CONTAINMENT OF MEDICAL WASTE; MODIFY S.B. 482:
ANALYSIS AS ENACTED
Senate Bill 482 (as enacted) PUBLIC ACT 105 of 2024
Sponsor: Senator Kristen McDonald Rivet
Senate Committee: Health Policy
House Committee: Health Policy
RATIONALE
Sharps are a type of medical waste and generally include needles, syringes, and scalpels. Updating Michigan's statute concerning the disposal of sharps containers would generate less medical waste from producing facilities. According to testimony before the Senate Committee on Health Policy, Federal standards say that sharps containers should be replaced at 75% capacity, but State statute requires medical waste to be discarded every 90 days. This generates excess waste in producing facilities that do not fill up a sharps container to 75% capacity every 90 days, particularly those in rural areas, and so the codification of Federal standards was suggested.
CONTENT
The bill amended Part 138 (Medical Waste) of the Public Health Code to allow facilities that produce medical waste (producing facilities) to store sharps in a sharps container for up to 18 months from the date the first sharps is deposited if the sharps container is not filled to more than 75% capacity.
The bill took effect July 23, 2024.
Under the Code, "medical waste" generally means cultures and stocks of infectious agents, liquid human waste, human organs and tissues, and sharps. "Sharps" means needles, syringes, scalpels, and intravenous tubing with needles attached.

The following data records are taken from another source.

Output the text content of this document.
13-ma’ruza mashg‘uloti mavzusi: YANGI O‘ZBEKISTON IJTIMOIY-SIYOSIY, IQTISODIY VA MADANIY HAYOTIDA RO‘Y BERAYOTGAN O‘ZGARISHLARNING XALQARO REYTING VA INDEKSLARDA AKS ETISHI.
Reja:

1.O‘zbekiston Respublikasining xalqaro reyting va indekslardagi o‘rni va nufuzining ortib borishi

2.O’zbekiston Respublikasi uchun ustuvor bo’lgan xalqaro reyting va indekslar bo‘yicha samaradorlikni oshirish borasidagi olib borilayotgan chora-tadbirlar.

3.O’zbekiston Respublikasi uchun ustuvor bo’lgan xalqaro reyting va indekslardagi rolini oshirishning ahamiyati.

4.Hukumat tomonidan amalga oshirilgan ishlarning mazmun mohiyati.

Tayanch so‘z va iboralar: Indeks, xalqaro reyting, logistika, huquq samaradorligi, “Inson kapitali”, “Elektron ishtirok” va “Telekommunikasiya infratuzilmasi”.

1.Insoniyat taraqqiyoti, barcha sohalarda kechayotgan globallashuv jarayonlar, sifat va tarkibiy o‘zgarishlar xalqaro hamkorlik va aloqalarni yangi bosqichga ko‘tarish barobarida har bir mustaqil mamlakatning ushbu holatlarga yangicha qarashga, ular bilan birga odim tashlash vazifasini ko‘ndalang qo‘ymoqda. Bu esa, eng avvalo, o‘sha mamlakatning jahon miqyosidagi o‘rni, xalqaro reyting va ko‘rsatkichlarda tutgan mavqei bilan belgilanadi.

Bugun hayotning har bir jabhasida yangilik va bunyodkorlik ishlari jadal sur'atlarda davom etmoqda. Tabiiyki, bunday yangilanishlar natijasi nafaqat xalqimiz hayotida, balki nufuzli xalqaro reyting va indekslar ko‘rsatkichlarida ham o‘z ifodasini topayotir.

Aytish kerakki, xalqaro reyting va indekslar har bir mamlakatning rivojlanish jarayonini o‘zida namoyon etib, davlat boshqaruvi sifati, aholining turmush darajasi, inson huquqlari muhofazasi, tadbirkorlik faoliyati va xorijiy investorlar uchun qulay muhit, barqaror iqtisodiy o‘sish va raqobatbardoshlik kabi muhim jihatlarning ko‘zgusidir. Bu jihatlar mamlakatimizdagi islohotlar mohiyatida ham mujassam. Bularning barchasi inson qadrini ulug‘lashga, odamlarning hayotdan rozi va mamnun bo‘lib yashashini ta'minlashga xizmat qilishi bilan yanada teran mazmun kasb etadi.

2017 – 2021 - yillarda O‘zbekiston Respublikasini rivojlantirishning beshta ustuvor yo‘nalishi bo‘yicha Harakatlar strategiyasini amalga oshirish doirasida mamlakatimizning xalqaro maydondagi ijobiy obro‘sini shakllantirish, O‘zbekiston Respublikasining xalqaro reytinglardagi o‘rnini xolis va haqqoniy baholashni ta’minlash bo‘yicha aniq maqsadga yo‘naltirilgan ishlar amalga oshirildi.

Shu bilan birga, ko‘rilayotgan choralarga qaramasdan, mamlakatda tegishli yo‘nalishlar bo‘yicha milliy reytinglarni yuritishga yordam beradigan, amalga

Part 138 governs the disposal of medical waste. If the medical waste is sharps, a producing facility must store and dispose of the sharps in the following manner:
-- By placement in rigid, puncture-resistant containers that are appropriately labeled and transported to a sanitary landfill in a manner that retains the integrity of the container.

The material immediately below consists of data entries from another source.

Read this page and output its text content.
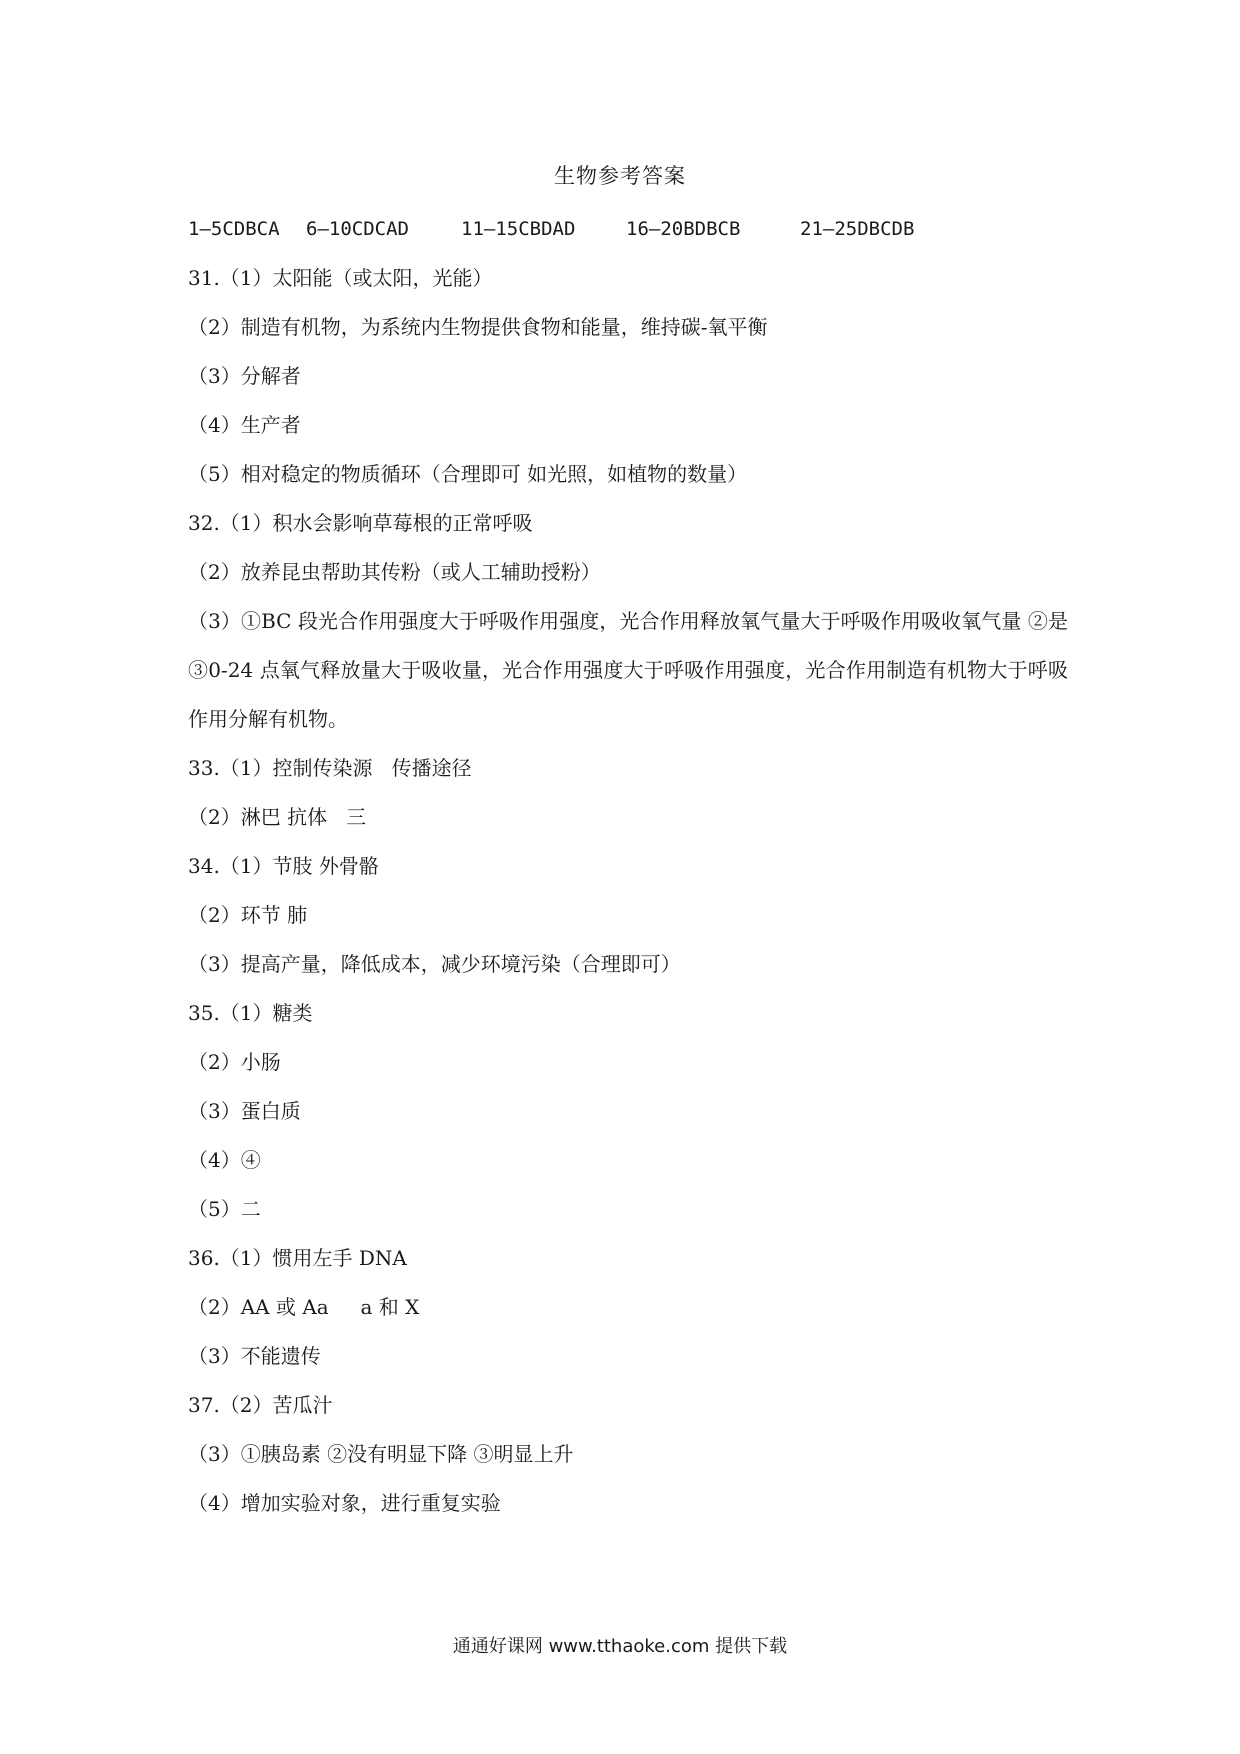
生物参考答案
1—5CDBCA 6—10CDCAD	11—15CBDAD	16—20BDBCB	21—25DBCDB
31.（1）太阳能（或太阳，光能）
（2）制造有机物，为系统内生物提供食物和能量，维持碳-氧平衡
（3）分解者
（4）生产者
（5）相对稳定的物质循环（合理即可 如光照，如植物的数量）
32.（1）积水会影响草莓根的正常呼吸
（2）放养昆虫帮助其传粉（或人工辅助授粉）
（3）①BC 段光合作用强度大于呼吸作用强度，光合作用释放氧气量大于呼吸作用吸收氧气量 ②是 ③0-24 点氧气释放量大于吸收量，光合作用强度大于呼吸作用强度，光合作用制造有机物大于呼吸作用分解有机物。
33.（1）控制传染源   传播途径
（2）淋巴 抗体   三
34.（1）节肢 外骨骼
（2）环节 肺
（3）提高产量，降低成本，减少环境污染（合理即可）
35.（1）糖类
（2）小肠
（3）蛋白质
（4）④
（5）二
36.（1）惯用左手 DNA
（2）AA 或 Aa     a 和 X
（3）不能遗传
37.（2）苦瓜汁
（3）①胰岛素 ②没有明显下降 ③明显上升
（4）增加实验对象，进行重复实验
通通好课网 www.tthaoke.com 提供下载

-- By incineration or decontamination and grinding that renders the objects unrecognizable.
The Code prohibits a producing facility from storing any medical waste on the premises for more than 90 days, regardless of whether the producing facility incinerates its medical waste on site.

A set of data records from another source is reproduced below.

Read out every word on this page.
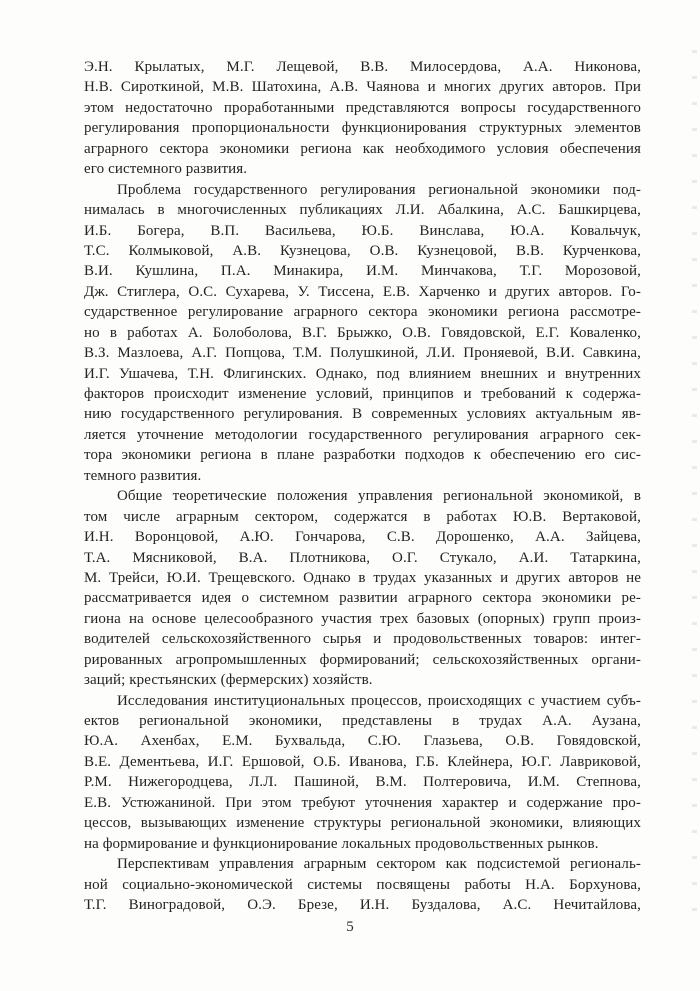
Э.Н. Крылатых, М.Г. Лещевой, В.В. Милосердова, А.А. Никонова,
Н.В. Сироткиной, М.В. Шатохина, А.В. Чаянова и многих других авторов. При
этом недостаточно проработанными представляются вопросы государственного
регулирования пропорциональности функционирования структурных элементов
аграрного сектора экономики региона как необходимого условия обеспечения
его системного развития.
Проблема государственного регулирования региональной экономики под-
нималась в многочисленных публикациях Л.И. Абалкина, А.С. Башкирцева,
И.Б. Богера, В.П. Васильева, Ю.Б. Винслава, Ю.А. Ковальчук,
Т.С. Колмыковой, А.В. Кузнецова, О.В. Кузнецовой, В.В. Курченкова,
В.И. Кушлина, П.А. Минакира, И.М. Минчакова, Т.Г. Морозовой,
Дж. Стиглера, О.С. Сухарева, У. Тиссена, Е.В. Харченко и других авторов. Го-
сударственное регулирование аграрного сектора экономики региона рассмотре-
но в работах А. Болоболова, В.Г. Брыжко, О.В. Говядовской, Е.Г. Коваленко,
В.З. Мазлоева, А.Г. Попцова, Т.М. Полушкиной, Л.И. Проняевой, В.И. Савкина,
И.Г. Ушачева, Т.Н. Флигинских. Однако, под влиянием внешних и внутренних
факторов происходит изменение условий, принципов и требований к содержа-
нию государственного регулирования. В современных условиях актуальным яв-
ляется уточнение методологии государственного регулирования аграрного сек-
тора экономики региона в плане разработки подходов к обеспечению его сис-
темного развития.
Общие теоретические положения управления региональной экономикой, в
том числе аграрным сектором, содержатся в работах Ю.В. Вертаковой,
И.Н. Воронцовой, А.Ю. Гончарова, С.В. Дорошенко, А.А. Зайцева,
Т.А. Мясниковой, В.А. Плотникова, О.Г. Стукало, А.И. Татаркина,
М. Трейси, Ю.И. Трещевского. Однако в трудах указанных и других авторов не
рассматривается идея о системном развитии аграрного сектора экономики ре-
гиона на основе целесообразного участия трех базовых (опорных) групп произ-
водителей сельскохозяйственного сырья и продовольственных товаров: интег-
рированных агропромышленных формирований; сельскохозяйственных органи-
заций; крестьянских (фермерских) хозяйств.
Исследования институциональных процессов, происходящих с участием субъ-
ектов региональной экономики, представлены в трудах А.А. Аузана,
Ю.А. Ахенбах, Е.М. Бухвальда, С.Ю. Глазьева, О.В. Говядовской,
В.Е. Дементьева, И.Г. Ершовой, О.Б. Иванова, Г.Б. Клейнера, Ю.Г. Лавриковой,
Р.М. Нижегородцева, Л.Л. Пашиной, В.М. Полтеровича, И.М. Степнова,
Е.В. Устюжаниной. При этом требуют уточнения характер и содержание про-
цессов, вызывающих изменение структуры региональной экономики, влияющих
на формирование и функционирование локальных продовольственных рынков.
Перспективам управления аграрным сектором как подсистемой региональ-
ной социально-экономической системы посвящены работы Н.А. Борхунова,
Т.Г. Виноградовой, О.Э. Брезе, И.Н. Буздалова, А.С. Нечитайлова,
5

Under the bill, sharps may be stored on a producing facility's premises in a sharps container for up to 18 months from the date the first sharps is deposited if the sharps container is not filled to more than 75% capacity.
ARGUMENTS
(Please note: The arguments contained in this analysis originate from sources outside the Senate Fiscal Agency. The Senate Fiscal Agency neither supports nor opposes legislation.)
Supporting Argument
According to testimony before the House Committee on Health Policy, increased demand for sharps containers and supply chain issues with sharps containers make obtaining sharps containers difficult. Decreasing demand on sharps containers from producing facilities that use fewer sharps, such as many facilities in rural areas, will ease supply issues for producing facilities that require more sharps containers. In addition, purchasing fewer sharps containers will reduce expenses for producing facilities that disposed of empty or mostly empty sharps containers because of the previous 90-day requirement.
Legislative Analyst: Alex Krabill
FISCAL IMPACT
The bill will have no fiscal impact on the Department of Health and Human Services or local units of government.
Fiscal Analyst: Ellyn Ackerman
This analysis was prepared by nonpartisan Senate staff for use by the Senate in its deliberations and does not constitute an official statement of legislative intent.